"I Get Along Without You Wery Well (Except Sometimes)"
17:06 & 24.02.02
I get along without you very well
Of course, I do
Except when soft rains fall
And drip from leaves then I recall
The thrill of being sheltered
In your arms
Of course, I do
But I get along without you very well
I am not seeing Anders after all today. He almost broke his back in a snowboard – accident on Friday. No wonder he didn’t reply my messages on Friday, when he was busy at the hospital. He said his back would probably hurt for a few weeks. Things like this wake me up. I tend to forget that there’s a big number of people that have broken their back’s “around” me, or they have died. It’s the first time I am close to someone who has been lucky. I woke up this morning with the terrible memories from Jerry’s car accident. Ten minutes after I had kissed him good night. I told Anders that I love him (the friendly way).
I’ve had terrible nightmares. If I start having nightmares, it tends to be one every night.

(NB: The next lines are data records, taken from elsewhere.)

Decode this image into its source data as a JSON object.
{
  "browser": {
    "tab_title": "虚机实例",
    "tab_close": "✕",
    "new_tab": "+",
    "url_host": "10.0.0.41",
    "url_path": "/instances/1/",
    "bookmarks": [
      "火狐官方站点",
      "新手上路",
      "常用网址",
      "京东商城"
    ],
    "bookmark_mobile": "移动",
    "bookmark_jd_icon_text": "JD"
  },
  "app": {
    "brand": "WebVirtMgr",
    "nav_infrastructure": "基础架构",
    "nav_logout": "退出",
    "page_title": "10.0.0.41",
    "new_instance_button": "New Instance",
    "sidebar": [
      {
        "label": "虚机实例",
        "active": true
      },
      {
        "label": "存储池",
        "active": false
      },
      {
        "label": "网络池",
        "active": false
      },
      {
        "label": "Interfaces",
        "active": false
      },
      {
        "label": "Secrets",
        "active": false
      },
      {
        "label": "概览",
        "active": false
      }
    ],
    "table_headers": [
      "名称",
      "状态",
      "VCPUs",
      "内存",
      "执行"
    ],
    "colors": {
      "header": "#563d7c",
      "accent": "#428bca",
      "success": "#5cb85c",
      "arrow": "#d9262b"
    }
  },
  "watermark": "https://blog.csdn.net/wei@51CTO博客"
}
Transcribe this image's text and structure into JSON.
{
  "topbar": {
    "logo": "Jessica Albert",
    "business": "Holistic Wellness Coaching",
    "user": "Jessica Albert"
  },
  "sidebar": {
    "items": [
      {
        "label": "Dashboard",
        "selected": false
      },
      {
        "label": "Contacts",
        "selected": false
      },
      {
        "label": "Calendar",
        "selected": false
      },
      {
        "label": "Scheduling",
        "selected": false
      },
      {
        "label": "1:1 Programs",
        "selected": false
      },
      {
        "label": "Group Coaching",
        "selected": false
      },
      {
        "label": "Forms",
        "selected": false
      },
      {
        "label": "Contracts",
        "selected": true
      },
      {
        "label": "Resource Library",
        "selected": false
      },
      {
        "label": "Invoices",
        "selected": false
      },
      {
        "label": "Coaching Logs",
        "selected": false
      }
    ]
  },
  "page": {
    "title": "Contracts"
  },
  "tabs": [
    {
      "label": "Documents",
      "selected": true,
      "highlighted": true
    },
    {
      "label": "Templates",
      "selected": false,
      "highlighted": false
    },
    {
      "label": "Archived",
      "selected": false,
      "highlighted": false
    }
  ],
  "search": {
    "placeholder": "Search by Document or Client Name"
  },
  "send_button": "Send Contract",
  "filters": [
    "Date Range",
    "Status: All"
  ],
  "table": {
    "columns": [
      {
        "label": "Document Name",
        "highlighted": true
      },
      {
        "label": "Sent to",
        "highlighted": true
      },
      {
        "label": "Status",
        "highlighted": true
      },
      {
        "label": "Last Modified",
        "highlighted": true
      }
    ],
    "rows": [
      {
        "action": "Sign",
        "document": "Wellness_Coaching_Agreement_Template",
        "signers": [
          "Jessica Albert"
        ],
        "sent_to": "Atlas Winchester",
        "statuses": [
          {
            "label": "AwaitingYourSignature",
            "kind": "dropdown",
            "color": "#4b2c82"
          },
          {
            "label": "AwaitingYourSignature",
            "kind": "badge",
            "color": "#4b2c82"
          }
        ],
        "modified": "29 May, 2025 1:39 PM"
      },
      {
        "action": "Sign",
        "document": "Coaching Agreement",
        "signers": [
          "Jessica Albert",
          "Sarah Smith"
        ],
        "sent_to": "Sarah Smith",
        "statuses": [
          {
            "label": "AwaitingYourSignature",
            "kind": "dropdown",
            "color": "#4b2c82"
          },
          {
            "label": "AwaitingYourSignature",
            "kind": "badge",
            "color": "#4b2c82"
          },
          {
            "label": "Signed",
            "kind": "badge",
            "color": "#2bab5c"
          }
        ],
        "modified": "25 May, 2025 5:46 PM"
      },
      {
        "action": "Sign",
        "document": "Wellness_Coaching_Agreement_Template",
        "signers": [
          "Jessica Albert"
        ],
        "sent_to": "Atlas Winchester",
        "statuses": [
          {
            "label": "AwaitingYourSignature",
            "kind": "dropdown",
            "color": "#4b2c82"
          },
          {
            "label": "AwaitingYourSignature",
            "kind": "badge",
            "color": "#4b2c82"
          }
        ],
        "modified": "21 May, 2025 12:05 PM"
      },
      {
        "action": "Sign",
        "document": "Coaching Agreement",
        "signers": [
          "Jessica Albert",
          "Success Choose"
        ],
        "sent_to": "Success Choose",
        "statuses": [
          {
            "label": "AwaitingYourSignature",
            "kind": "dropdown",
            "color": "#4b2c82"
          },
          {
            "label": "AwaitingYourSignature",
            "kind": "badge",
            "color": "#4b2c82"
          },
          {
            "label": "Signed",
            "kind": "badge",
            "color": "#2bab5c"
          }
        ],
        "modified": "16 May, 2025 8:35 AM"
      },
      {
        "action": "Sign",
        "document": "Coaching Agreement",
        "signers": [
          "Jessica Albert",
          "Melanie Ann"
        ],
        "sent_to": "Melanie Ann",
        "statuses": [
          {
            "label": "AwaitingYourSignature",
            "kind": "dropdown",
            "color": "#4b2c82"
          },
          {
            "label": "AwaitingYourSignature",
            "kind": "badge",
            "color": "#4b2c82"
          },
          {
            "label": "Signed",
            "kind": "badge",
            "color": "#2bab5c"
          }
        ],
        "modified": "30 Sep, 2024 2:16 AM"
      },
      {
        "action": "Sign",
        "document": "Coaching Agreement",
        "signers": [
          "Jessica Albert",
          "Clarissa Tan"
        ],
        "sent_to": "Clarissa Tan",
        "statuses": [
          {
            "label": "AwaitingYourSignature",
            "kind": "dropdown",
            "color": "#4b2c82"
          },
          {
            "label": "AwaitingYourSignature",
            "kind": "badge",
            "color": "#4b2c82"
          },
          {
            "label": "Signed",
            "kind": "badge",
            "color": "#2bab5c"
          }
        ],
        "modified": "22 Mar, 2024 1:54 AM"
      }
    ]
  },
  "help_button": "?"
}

There’s a man who has tried to rape several girls. The rape statistics are high here. I dreamt that every man was after me, and a potential rapist. Mum said I should be careful (I’ve got my part of bad luck), even on my way home from the bus stop.
I’ve become a huge fan of “Sex in the City”. It has changed my view on things. Of course there’s quite some difference between a TV show and real life, but now the fact that I have a lover isn’t so secret any more. My flatmates still don’t know who he really is, and what sort of relationship we have, but… it’s not their business. I’ve become a little less tender. But just a little bit.
I catch myself talking from solar plexus and up, not my stomach. I think it’s because I still don’t feel "safe".